How to save on fuel and utilities

Energy and fuel bills are always growing, so savings are always welcome. Check on FuelWatch to see which petrol station is the cheapest on any given day. But if you’re living where petrol stations are sparse, you might like to stock up on cheap days instead.

For electricity, keep the lesser used appliances off at the socket until you need them. Household items like printers, TVs, and computers all suck a little power while on standby, and over the year that adds up. So while your fridge does always need to be on, if you switch off everything else at the wall before bed or work, you’ll see a nice drop in your bill.

Additional quick tips

  • Look out for cheaper internet plans.
  • Go solar and make use of the rebates, it’ll pay off later.
  • Consider an electric car, their mileage may impress you.
  • Look at the energy efficiency rating on appliances for lower energy bills.

Buy second hand

If you’re not an old hand at buying second hand, it can be intimidating. You could get sold a lemon, expecting a laptop – or worse, receive something in the post that doesn’t work.
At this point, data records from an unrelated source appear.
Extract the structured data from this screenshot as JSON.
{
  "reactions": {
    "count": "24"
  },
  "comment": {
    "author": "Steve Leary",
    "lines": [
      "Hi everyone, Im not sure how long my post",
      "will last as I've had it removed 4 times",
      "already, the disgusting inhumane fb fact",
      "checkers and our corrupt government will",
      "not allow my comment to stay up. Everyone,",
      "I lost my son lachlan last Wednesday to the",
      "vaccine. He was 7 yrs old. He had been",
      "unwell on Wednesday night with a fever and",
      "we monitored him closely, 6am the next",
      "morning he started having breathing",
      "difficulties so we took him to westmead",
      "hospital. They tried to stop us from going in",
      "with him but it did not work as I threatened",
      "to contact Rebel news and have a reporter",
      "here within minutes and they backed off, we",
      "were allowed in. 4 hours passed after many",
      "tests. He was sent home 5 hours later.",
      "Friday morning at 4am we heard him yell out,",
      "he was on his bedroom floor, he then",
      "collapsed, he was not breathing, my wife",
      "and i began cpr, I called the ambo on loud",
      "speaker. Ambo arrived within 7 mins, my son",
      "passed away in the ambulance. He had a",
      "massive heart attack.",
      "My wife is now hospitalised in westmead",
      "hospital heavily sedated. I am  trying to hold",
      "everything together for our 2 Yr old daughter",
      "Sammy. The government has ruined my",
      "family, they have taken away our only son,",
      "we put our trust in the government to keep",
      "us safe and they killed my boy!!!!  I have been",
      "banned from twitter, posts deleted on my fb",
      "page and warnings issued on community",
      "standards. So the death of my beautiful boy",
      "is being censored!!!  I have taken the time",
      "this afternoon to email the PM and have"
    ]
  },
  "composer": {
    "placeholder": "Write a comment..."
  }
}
The first step is to dip your toe into Gumtree or Facebook marketplace to browse for something you need that you’re an expert in, where you’ll be able to tell if the condition in the picture does not match up with the description provided. 

Once you’ve got a few successful sales under your belt, you can start haggling, and sniff out a scam better. You can also browse second hand clothing stores or op-shops for clothes, decoration and furniture. And of course the best thing about shopping secondhand are the deals. No where else can you get good items dirt cheap, you just need to keep your eyes open.


All these money management tips can be boiled down to one thing: look around for a better deal. 

As long as you’re being proactive and trying to stretch your dollar further, you’ll find sales, guides, and events to do just that. So see where your money is going, and research or think about how to spend less.